What an extraordinary vision! God the Destroyer, who swallows up the universe; the Divine Mother of the universe dancing Her dance of destruction; Time, devouring all; Death, slaying and executing His power. All the days of our lives we have had it chanted into our ears that God is good and God is love and God is beauty! But how about this vision? What is there good or lovable or beautiful in this carnage? Wars or floods or famines or epidemics are with us always; if not where we live, in some other part of the globe. Dare we still go on chanting God is good and all is good? No, that would be insincerity. The terrible side in nature is as real as the lovely side, death is as real as life, and sorrow is as real as joy. And if we accept (and we cannot very well do otherwise) that there is but one God, the source of all that is, we must conclude that good and evil both proceed from Him.

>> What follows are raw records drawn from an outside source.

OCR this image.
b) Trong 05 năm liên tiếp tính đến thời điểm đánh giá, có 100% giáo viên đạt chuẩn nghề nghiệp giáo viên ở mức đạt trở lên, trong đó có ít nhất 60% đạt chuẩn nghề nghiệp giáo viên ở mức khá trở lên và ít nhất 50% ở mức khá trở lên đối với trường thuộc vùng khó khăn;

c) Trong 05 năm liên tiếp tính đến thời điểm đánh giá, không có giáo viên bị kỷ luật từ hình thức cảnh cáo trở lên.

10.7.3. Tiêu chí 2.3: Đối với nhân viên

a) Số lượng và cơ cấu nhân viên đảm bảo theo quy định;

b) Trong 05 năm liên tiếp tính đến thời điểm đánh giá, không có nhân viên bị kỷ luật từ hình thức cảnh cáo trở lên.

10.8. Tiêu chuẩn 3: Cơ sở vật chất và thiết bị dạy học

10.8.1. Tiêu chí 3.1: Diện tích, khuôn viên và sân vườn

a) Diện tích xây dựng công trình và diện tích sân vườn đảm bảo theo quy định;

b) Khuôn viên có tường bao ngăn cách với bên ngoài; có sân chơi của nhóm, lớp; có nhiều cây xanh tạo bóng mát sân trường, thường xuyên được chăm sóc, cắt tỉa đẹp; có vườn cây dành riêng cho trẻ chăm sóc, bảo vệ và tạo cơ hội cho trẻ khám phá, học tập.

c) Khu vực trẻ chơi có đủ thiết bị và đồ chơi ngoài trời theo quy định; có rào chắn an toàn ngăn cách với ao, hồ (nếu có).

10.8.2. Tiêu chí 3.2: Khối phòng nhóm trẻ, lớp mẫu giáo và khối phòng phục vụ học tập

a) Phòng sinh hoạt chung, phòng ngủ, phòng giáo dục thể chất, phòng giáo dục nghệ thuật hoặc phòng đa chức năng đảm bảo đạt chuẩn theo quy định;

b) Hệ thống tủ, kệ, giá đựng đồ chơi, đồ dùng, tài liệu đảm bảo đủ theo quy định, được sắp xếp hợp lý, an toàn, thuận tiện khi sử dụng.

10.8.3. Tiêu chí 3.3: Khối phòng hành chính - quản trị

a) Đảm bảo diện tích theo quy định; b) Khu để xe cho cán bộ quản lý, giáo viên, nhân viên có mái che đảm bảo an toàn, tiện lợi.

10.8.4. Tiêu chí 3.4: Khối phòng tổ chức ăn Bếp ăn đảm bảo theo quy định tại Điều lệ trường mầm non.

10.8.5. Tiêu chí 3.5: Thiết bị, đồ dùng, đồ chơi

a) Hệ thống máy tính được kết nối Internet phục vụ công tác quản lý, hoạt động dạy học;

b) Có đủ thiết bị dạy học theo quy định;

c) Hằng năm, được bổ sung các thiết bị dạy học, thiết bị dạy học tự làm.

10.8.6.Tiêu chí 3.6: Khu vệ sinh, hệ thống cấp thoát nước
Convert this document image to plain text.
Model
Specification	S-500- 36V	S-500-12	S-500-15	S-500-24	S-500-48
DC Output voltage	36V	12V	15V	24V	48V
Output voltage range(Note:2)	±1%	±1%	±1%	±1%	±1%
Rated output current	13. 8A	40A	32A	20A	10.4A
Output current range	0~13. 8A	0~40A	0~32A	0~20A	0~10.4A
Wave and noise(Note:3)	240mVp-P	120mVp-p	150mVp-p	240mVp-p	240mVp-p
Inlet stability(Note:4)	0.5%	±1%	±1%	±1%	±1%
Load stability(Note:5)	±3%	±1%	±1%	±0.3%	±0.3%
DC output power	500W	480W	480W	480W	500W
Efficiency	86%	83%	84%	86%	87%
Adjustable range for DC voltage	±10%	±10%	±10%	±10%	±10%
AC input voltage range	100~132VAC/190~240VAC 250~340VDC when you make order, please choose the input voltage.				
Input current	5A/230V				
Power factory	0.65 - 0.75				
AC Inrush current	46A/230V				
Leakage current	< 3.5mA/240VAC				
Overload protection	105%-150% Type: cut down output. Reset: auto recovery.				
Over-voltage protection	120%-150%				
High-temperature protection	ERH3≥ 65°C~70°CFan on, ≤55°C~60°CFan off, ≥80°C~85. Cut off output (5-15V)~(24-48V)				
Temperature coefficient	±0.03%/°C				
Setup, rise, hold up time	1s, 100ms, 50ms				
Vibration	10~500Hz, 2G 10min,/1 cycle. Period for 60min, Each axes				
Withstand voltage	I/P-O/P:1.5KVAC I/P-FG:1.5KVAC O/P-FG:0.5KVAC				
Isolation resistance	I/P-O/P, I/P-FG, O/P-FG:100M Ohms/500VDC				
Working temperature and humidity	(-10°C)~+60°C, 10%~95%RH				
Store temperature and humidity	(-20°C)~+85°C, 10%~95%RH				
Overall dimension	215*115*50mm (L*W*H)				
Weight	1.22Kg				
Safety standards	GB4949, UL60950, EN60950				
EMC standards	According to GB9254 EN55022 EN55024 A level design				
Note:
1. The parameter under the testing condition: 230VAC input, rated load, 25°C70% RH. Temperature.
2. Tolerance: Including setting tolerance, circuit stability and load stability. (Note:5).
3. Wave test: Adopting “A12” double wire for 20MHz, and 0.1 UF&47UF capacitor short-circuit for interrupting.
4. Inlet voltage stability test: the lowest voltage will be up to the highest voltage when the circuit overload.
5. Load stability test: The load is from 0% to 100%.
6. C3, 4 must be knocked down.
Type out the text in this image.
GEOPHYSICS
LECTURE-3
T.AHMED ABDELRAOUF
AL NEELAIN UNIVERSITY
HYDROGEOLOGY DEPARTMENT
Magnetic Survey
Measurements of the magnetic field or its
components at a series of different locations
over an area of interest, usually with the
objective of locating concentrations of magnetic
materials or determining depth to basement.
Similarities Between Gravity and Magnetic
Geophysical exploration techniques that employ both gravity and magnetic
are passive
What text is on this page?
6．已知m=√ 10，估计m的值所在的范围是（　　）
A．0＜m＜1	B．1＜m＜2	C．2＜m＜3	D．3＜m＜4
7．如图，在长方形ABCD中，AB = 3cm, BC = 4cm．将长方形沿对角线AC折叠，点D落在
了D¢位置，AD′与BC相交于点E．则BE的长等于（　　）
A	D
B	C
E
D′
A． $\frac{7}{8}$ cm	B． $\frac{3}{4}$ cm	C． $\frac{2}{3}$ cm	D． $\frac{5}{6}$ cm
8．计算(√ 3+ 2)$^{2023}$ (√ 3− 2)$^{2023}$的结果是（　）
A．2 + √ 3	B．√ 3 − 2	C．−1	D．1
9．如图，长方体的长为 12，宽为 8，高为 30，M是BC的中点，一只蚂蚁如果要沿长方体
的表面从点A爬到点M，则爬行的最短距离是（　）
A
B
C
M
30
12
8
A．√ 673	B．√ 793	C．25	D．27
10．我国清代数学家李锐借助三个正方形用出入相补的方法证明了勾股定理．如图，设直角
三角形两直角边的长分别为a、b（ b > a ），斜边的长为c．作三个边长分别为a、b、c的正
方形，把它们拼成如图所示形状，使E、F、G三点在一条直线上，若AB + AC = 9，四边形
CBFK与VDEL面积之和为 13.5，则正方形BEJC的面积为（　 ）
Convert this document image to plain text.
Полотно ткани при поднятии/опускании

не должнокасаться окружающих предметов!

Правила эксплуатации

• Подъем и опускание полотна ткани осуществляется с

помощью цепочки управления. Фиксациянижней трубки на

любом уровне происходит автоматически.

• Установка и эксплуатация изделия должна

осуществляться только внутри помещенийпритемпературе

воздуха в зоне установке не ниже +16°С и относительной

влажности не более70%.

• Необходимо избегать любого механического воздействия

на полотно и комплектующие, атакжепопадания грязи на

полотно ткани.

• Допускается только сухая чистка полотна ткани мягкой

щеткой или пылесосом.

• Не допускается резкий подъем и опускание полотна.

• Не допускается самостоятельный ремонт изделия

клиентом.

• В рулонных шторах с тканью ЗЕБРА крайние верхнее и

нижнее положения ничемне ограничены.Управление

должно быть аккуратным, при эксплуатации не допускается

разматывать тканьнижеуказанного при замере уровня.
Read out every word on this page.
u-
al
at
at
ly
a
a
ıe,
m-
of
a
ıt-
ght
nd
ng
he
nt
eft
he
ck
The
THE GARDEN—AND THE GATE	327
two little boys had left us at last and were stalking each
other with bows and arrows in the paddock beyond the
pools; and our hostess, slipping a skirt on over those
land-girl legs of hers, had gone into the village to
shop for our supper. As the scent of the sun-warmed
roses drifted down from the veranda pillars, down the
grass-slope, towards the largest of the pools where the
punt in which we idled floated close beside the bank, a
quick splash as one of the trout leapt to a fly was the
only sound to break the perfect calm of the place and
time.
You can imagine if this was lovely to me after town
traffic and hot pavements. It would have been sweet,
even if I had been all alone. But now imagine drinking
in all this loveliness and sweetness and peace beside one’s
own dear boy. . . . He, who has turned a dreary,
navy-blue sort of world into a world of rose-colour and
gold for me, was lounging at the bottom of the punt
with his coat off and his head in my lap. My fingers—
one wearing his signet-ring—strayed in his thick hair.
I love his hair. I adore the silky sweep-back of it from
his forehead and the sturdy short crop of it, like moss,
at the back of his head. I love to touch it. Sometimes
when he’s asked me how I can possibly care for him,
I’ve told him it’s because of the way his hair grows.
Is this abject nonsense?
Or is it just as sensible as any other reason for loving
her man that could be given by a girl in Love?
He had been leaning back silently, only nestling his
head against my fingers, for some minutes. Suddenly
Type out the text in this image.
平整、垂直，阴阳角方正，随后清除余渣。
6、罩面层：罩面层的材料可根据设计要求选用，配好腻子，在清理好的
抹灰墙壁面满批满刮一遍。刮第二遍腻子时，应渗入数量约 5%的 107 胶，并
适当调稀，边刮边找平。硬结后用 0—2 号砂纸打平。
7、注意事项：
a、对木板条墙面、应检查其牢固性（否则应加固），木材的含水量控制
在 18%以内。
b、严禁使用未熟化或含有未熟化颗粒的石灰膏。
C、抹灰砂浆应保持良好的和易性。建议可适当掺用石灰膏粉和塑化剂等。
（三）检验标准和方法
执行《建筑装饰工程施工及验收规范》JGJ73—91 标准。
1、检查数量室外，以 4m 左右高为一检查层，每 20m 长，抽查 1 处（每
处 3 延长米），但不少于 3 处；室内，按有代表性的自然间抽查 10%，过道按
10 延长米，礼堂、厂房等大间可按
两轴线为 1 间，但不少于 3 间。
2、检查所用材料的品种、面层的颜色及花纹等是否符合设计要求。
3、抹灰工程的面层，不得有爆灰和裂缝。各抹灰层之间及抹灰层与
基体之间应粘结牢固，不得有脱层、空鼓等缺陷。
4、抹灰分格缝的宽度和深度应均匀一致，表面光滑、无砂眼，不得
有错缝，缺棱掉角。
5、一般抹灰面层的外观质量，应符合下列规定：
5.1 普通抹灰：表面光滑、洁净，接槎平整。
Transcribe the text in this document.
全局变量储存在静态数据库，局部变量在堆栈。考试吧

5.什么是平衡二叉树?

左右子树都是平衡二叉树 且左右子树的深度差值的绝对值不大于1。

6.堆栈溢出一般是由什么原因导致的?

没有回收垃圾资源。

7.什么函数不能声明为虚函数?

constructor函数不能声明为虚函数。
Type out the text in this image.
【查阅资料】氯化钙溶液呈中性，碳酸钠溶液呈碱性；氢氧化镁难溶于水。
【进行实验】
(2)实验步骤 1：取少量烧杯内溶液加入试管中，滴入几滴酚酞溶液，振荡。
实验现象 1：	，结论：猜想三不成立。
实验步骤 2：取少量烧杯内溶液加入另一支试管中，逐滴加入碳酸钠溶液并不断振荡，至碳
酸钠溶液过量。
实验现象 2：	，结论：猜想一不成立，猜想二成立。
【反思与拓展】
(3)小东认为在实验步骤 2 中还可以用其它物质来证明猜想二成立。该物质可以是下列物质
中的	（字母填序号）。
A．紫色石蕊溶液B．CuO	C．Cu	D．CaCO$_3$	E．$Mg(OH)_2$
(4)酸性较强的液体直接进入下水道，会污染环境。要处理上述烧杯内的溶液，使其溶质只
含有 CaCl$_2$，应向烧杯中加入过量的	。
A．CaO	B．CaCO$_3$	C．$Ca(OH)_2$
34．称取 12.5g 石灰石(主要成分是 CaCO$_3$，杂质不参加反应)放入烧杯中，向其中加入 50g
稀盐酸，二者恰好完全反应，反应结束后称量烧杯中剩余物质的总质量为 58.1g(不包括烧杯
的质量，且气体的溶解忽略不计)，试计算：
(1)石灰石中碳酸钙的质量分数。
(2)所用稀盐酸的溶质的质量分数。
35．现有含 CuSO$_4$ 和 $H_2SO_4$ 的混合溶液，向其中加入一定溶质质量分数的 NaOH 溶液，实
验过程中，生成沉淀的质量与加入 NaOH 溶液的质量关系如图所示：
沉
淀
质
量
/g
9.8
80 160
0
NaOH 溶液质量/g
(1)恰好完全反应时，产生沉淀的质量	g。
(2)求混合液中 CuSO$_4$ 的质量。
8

Arjuna has told Sri Krishna all that he had seen and experienced. It was a wonderful revelation, a vision grand and sublime, but also terrifying. And what is its meaning? How to interpret it? Who is that Being, terrible to behold, yet worthy of all praise? It must be the Highest of beings, for everything entered into it. It is the source of all. But what is its purpose? These questions arise in Arjuna’s mind.

In Arjuna we always find the true disciple. Whenever he experiences something he comes to Sri Krishna and relates to Him with gratitude and humility all that he has seen. This is pleasing to the Master. He sees the effect of His teaching and instructions and it gives Him a clue on how to proceed. This confidence draws the Master and the disciple closer, and both react upon each other. It draws the Master out, bringing out the best in Him. Yes, Arjuna is the skilful disciple who knows how to please the teacher, not by flattery, but by showing Him the result of his efforts. He knows how to spur Him on to further revelations of Truth. And he also knows how to question intelligently. ‘The true preacher of religion has to be of wonderful capabilities,’ says the Upanishad, ‘and clever shall his hearer be.’